Jean d’Ormesson, Simone Veil, La Croix et les muets évêques de France…

Le jeu­di 18 mars, l’Académie fran­çaise a reçu à son trei­zième fau­teuil Madame Simone Veil, le ministre de la Santé qui fit léga­li­ser l’avortement en France le 17 jan­vier 1975.

Ce n’est pas en ver­tu d’une pro­duc­tion lit­té­raire que la haute ins­ti­tu­tion, jadis garante de la pure­té de la langue et de l’honneur de la France, l’a accueillie en son sein. C’est bien en rai­son de son enga­ge­ment poli­tique qui reste étroi­te­ment lié à la loi à laquelle elle a lais­sée son nom, celle qui, depuis trente-​cinq ans, tue près de 300 000 enfants dans le ventre de leur mère chaque année.

Entre ces inno­cents indus­triel­le­ment mas­sa­crés parce que l’arbitraire leur a dénié le sta­tut d’être humain et les puis­sants qui, à la suite des tyrans d’autres temps, ont des­po­ti­que­ment déci­dé que cer­taines exis­tences ne valaient pas la peine d’être vécues, nous devons en conscience venir au secours des vic­times du caprice contem­po­rain. Aucune situa­tion d’exception ne sau­rait légi­ti­mer la mort d’une per­sonne sans défense.

Dans ces condi­tions, les hymnes chan­tés à la gloire de cette recon­nais­sance suprême de l’avortement par ceux-​là même qui devraient la dénon­cer, consti­tuent un scan­dale :

Entendre Jean d’Ormesson, accueillant au siège qu’occupait son oncle, ancien ambas­sa­deur auprès du pape Pie XII, par­ler de « vic­toire his­to­rique » à pro­pos de la loi léga­li­sant l’avortement est un scan­dale. Utilisant sa nais­sance, son nom et son intel­li­gence pour défendre le meurtre et pour faire de sa nou­velle « consœur » une héroïne ; condam­nant l’Église au tra­vers de l’affaire si média­ti­sée et si tron­quée de Recife, l’écrivain a par­ti­ci­pé à la décon­si­dé­ra­tion de sa mai­son.

Lire dans le jour­nal La Croix, organe offi­cieux des évêques de France, des extraits [1] du dis­cours de Jean d’Ormesson sans qu’aucun émoi de la rédac­tion ne soit mani­fes­té à l’égard de ceux qui sont depuis des années pure­ment et sim­ple­ment assas­si­nés consti­tue éga­le­ment un scan­dale.

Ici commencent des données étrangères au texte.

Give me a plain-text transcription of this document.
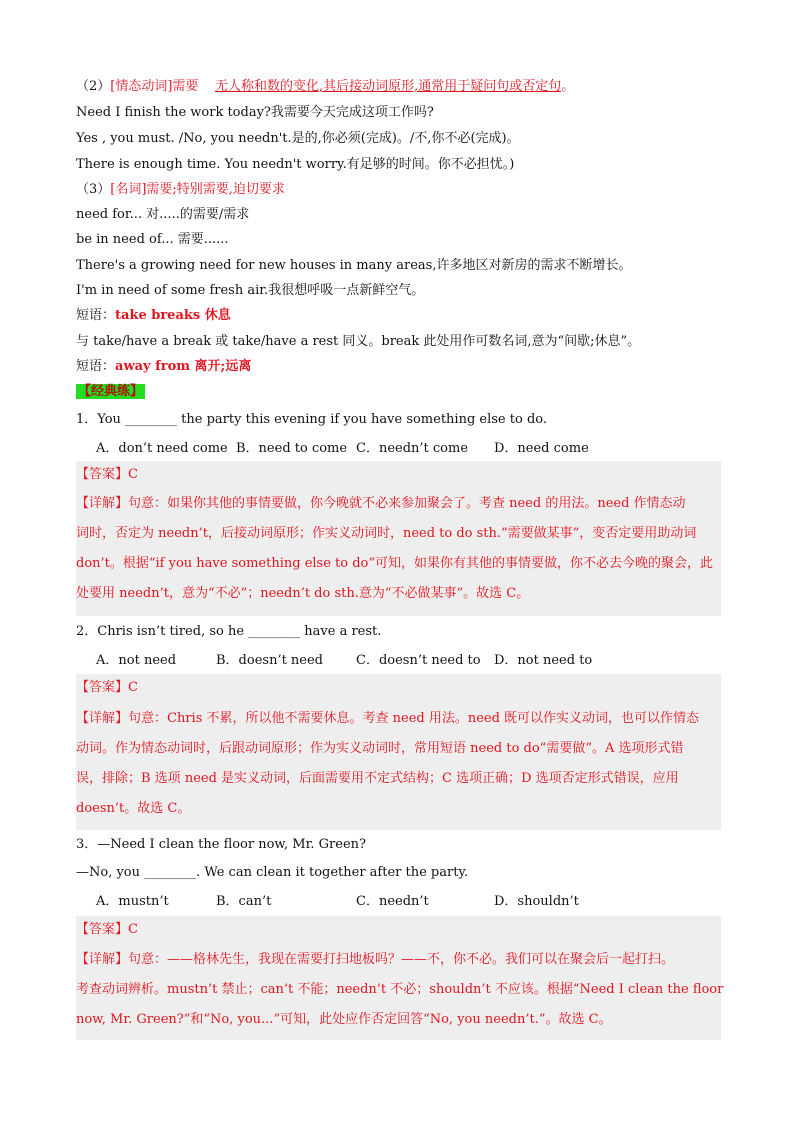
（2）[情态动词]需要 无人称和数的变化,其后接动词原形,通常用于疑问句或否定句。
Need I finish the work today?我需要今天完成这项工作吗?
Yes , you must. /No, you needn't.是的,你必须(完成)。/不,你不必(完成)。
There is enough time. You needn't worry.有足够的时间。你不必担忧。)
（3）[名词]需要;特别需要,迫切要求
need for... 对.....的需要/需求
be in need of... 需要......
There's a growing need for new houses in many areas,许多地区对新房的需求不断增长。
I'm in need of some fresh air.我很想呼吸一点新鲜空气。
短语：take breaks 休息
与 take/have a break 或 take/have a rest 同义。break 此处用作可数名词,意为“间歇;休息”。
短语：away from 离开;远离
【经典练】
1．You ________ the party this evening if you have something else to do.
A．don’t need come B．need to come C．needn’t come D．need come
【答案】C
【详解】句意：如果你其他的事情要做，你今晚就不必来参加聚会了。考查 need 的用法。need 作情态动
词时，否定为 needn’t，后接动词原形；作实义动词时，need to do sth.“需要做某事”，变否定要用助动词
don’t。根据“if you have something else to do”可知，如果你有其他的事情要做，你不必去今晚的聚会，此
处要用 needn’t，意为“不必”；needn’t do sth.意为“不必做某事”。故选 C。
2．Chris isn’t tired, so he ________ have a rest.
A．not need	B．doesn’t need	C．doesn’t need to D．not need to
【答案】C
【详解】句意：Chris 不累，所以他不需要休息。考查 need 用法。need 既可以作实义动词，也可以作情态
动词。作为情态动词时，后跟动词原形；作为实义动词时，常用短语 need to do“需要做”。A 选项形式错
误，排除；B 选项 need 是实义动词，后面需要用不定式结构；C 选项正确；D 选项否定形式错误，应用
doesn’t。故选 C。
3．—Need I clean the floor now, Mr. Green?
—No, you ________. We can clean it together after the party.
A．mustn’t	B．can’t	C．needn’t	D．shouldn’t
【答案】C
【详解】句意：——格林先生，我现在需要打扫地板吗？——不，你不必。我们可以在聚会后一起打扫。
考查动词辨析。mustn’t 禁止；can’t 不能；needn’t 不必；shouldn’t 不应该。根据“Need I clean the floor
now, Mr. Green?”和“No, you...”可知，此处应作否定回答“No, you needn’t.”。故选 C。
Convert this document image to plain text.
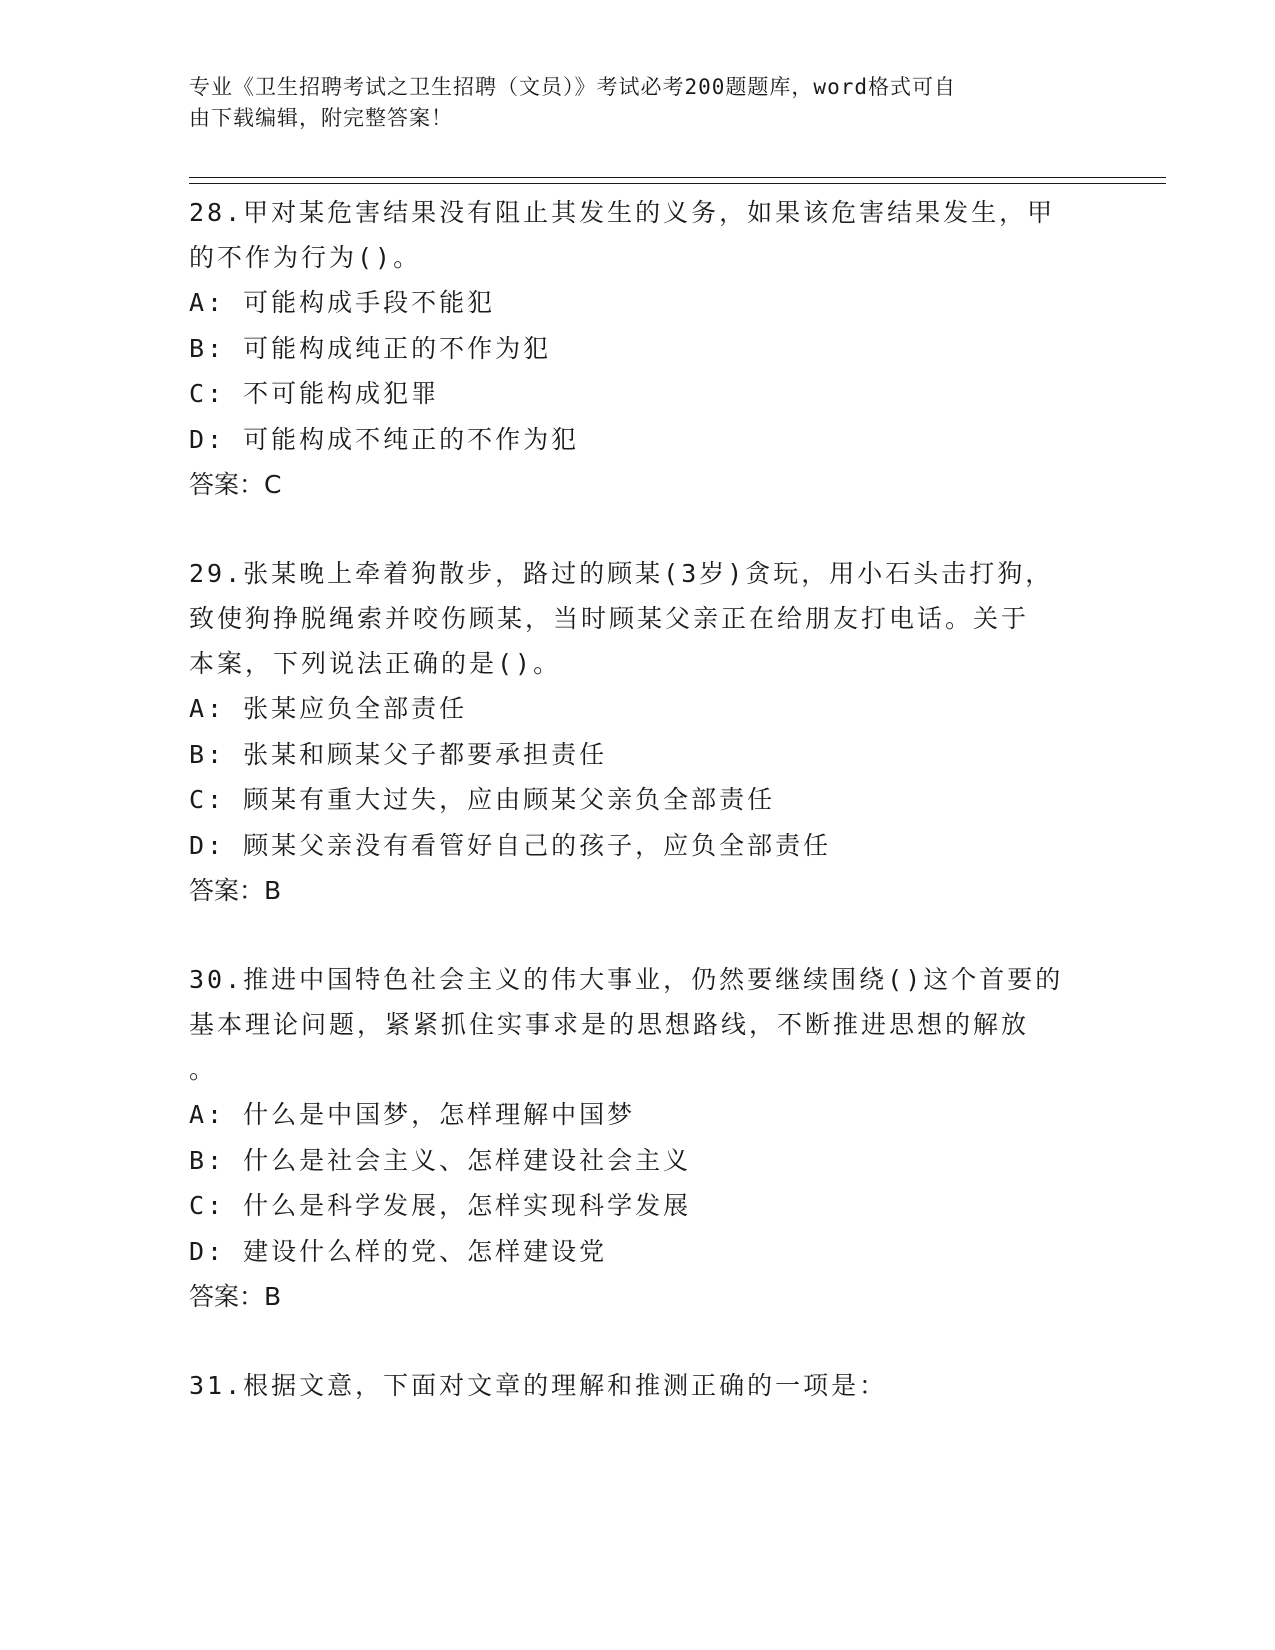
专业《卫生招聘考试之卫生招聘（文员）》考试必考200题题库，word格式可自
由下载编辑，附完整答案！
28.甲对某危害结果没有阻止其发生的义务，如果该危害结果发生，甲
的不作为行为()。
A: 可能构成手段不能犯
B: 可能构成纯正的不作为犯
C: 不可能构成犯罪
D: 可能构成不纯正的不作为犯
答案：C
29.张某晚上牵着狗散步，路过的顾某(3岁)贪玩，用小石头击打狗，
致使狗挣脱绳索并咬伤顾某，当时顾某父亲正在给朋友打电话。关于
本案，下列说法正确的是()。
A: 张某应负全部责任
B: 张某和顾某父子都要承担责任
C: 顾某有重大过失，应由顾某父亲负全部责任
D: 顾某父亲没有看管好自己的孩子，应负全部责任
答案：B
30.推进中国特色社会主义的伟大事业，仍然要继续围绕()这个首要的
基本理论问题，紧紧抓住实事求是的思想路线，不断推进思想的解放
。
A: 什么是中国梦，怎样理解中国梦
B: 什么是社会主义、怎样建设社会主义
C: 什么是科学发展，怎样实现科学发展
D: 建设什么样的党、怎样建设党
答案：B
31.根据文意，下面对文章的理解和推测正确的一项是：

Enfin consi­dé­rer que la Conférence des évêques de France a obser­vé un silence abso­lu alors que Simone Veil s’est elle-​même féli­ci­tée de la com­pli­ci­té silen­cieuse de leurs pré­dé­ces­seurs en 1975 est un nou­veau scan­dale de la part de ceux qui devraient nor­ma­le­ment défendre la vie que Dieu confère aux hommes.

Ainsi expliquait-​elle :

« Avec l’Eglise catho­lique, les choses se sont mieux dérou­lées que j’au­rais pu le craindre. […] je me suis entre­te­nue avec le pré­lat en charge de ces pro­blèmes au sein de la hié­rar­chie catho­lique. Il n’a pas ten­té de me dis­sua­der. Il expri­mait le vœu que la liber­té de conscience soit assu­rée dans la loi et que nul ne puisse obli­ger un méde­cin ou un soi­gnant à pra­ti­quer une IVG. Il est vrai qu’à cette époque, l’Eglise de France était très ouverte ».

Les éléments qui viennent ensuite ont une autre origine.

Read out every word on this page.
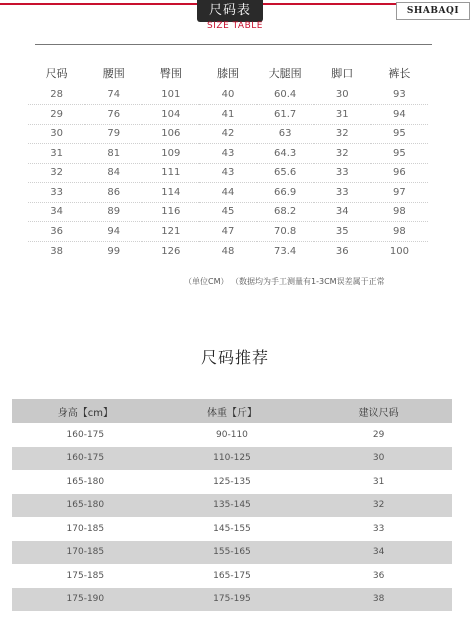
尺码表	SHABAQI
SIZE TABLE
尺码	腰围	臀围	膝围	大腿围	脚口	裤长
28	74	101	40	60.4	30	93
29	76	104	41	61.7	31	94
30	79	106	42	63	32	95
31	81	109	43	64.3	32	95
32	84	111	43	65.6	33	96
33	86	114	44	66.9	33	97
34	89	116	45	68.2	34	98
36	94	121	47	70.8	35	98
38	99	126	48	73.4	36	100
（单位CM） （数据均为手工测量有1-3CM误差属于正常
尺码推荐
身高【cm】	体重【斤】	建议尺码
160-175	90-110	29
160-175	110-125	30
165-180	125-135	31
165-180	135-145	32
170-185	145-155	33
170-185	155-165	34
175-185	165-175	36
175-190	175-195	38
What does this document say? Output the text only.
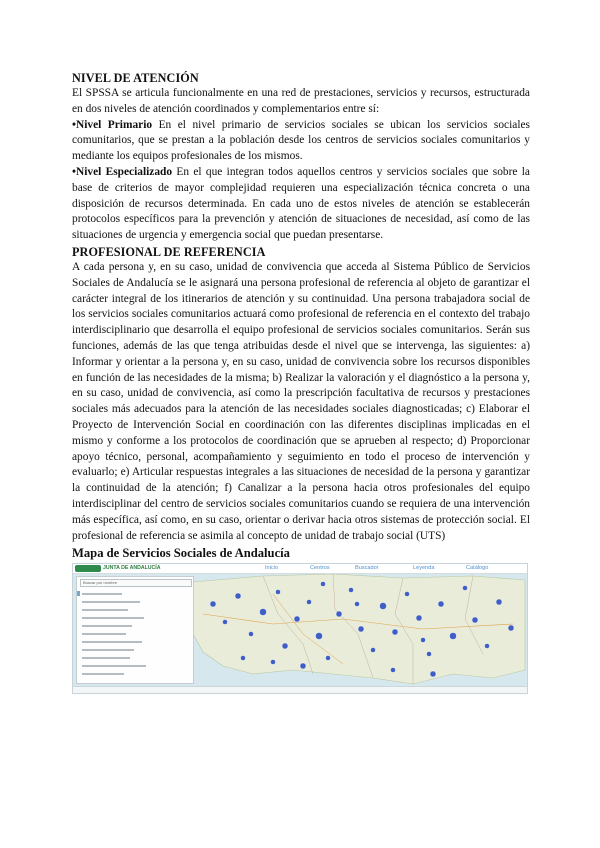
NIVEL DE ATENCIÓN

El SPSSA se articula funcionalmente en una red de prestaciones, servicios y recursos, estructurada en dos niveles de atención coordinados y complementarios entre sí:

•Nivel Primario En el nivel primario de servicios sociales se ubican los servicios sociales comunitarios, que se prestan a la población desde los centros de servicios sociales comunitarios y mediante los equipos profesionales de los mismos.

•Nivel Especializado En el que integran todos aquellos centros y servicios sociales que sobre la base de criterios de mayor complejidad requieren una especialización técnica concreta o una disposición de recursos determinada. En cada uno de estos niveles de atención se establecerán protocolos específicos para la prevención y atención de situaciones de necesidad, así como de las situaciones de urgencia y emergencia social que puedan presentarse.

PROFESIONAL DE REFERENCIA

A cada persona y, en su caso, unidad de convivencia que acceda al Sistema Público de Servicios Sociales de Andalucía se le asignará una persona profesional de referencia al objeto de garantizar el carácter integral de los itinerarios de atención y su continuidad. Una persona trabajadora social de los servicios sociales comunitarios actuará como profesional de referencia en el contexto del trabajo interdisciplinario que desarrolla el equipo profesional de servicios sociales comunitarios. Serán sus funciones, además de las que tenga atribuidas desde el nivel que se intervenga, las siguientes: a) Informar y orientar a la persona y, en su caso, unidad de convivencia sobre los recursos disponibles en función de las necesidades de la misma; b) Realizar la valoración y el diagnóstico a la persona y, en su caso, unidad de convivencia, así como la prescripción facultativa de recursos y prestaciones sociales más adecuados para la atención de las necesidades sociales diagnosticadas; c) Elaborar el Proyecto de Intervención Social en coordinación con las diferentes disciplinas implicadas en el mismo y conforme a los protocolos de coordinación que se aprueben al respecto; d) Proporcionar apoyo técnico, personal, acompañamiento y seguimiento en todo el proceso de intervención y evaluarlo; e) Articular respuestas integrales a las situaciones de necesidad de la persona y garantizar la continuidad de la atención; f) Canalizar a la persona hacia otros profesionales del equipo interdisciplinar del centro de servicios sociales comunitarios cuando se requiera de una intervención más específica, así como, en su caso, orientar o derivar hacia otros sistemas de protección social. El profesional de referencia se asimila al concepto de unidad de trabajo social (UTS)

Mapa de Servicios Sociales de Andalucía
JUNTA DE ANDALUCÍA	Inicio	Centros	Buscador	Leyenda	Catálogo
Buscar por nombre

C’est pour­quoi, en accueillant au fau­teuil de Paul Claudel l’auteur de cette loi infan­ti­cide aux côtés du chef d’État qui l’a signée, l’Académie fran­çaise endosse le plus hon­teux des dis­cré­dits.

Oubliant sa fon­da­tion par le car­di­nal de Richelieu, insul­tant les grandes figures qui, de Bossuet à Albert de Mun, lui avaient confé­ré son aura et son hon­neur, la cou­pole maza­rine s’apparente désor­mais à l’antichambre de celle du Panthéon.

Face à la masse de vies déli­bé­ré­ment inter­rom­pues, le titre d’immortel n’en devient que plus pathé­tique.

La Porte Latine

[1] « C’est une joie, Madame, et un hon­neur de vous accueillir dans cette vieille mai­son ».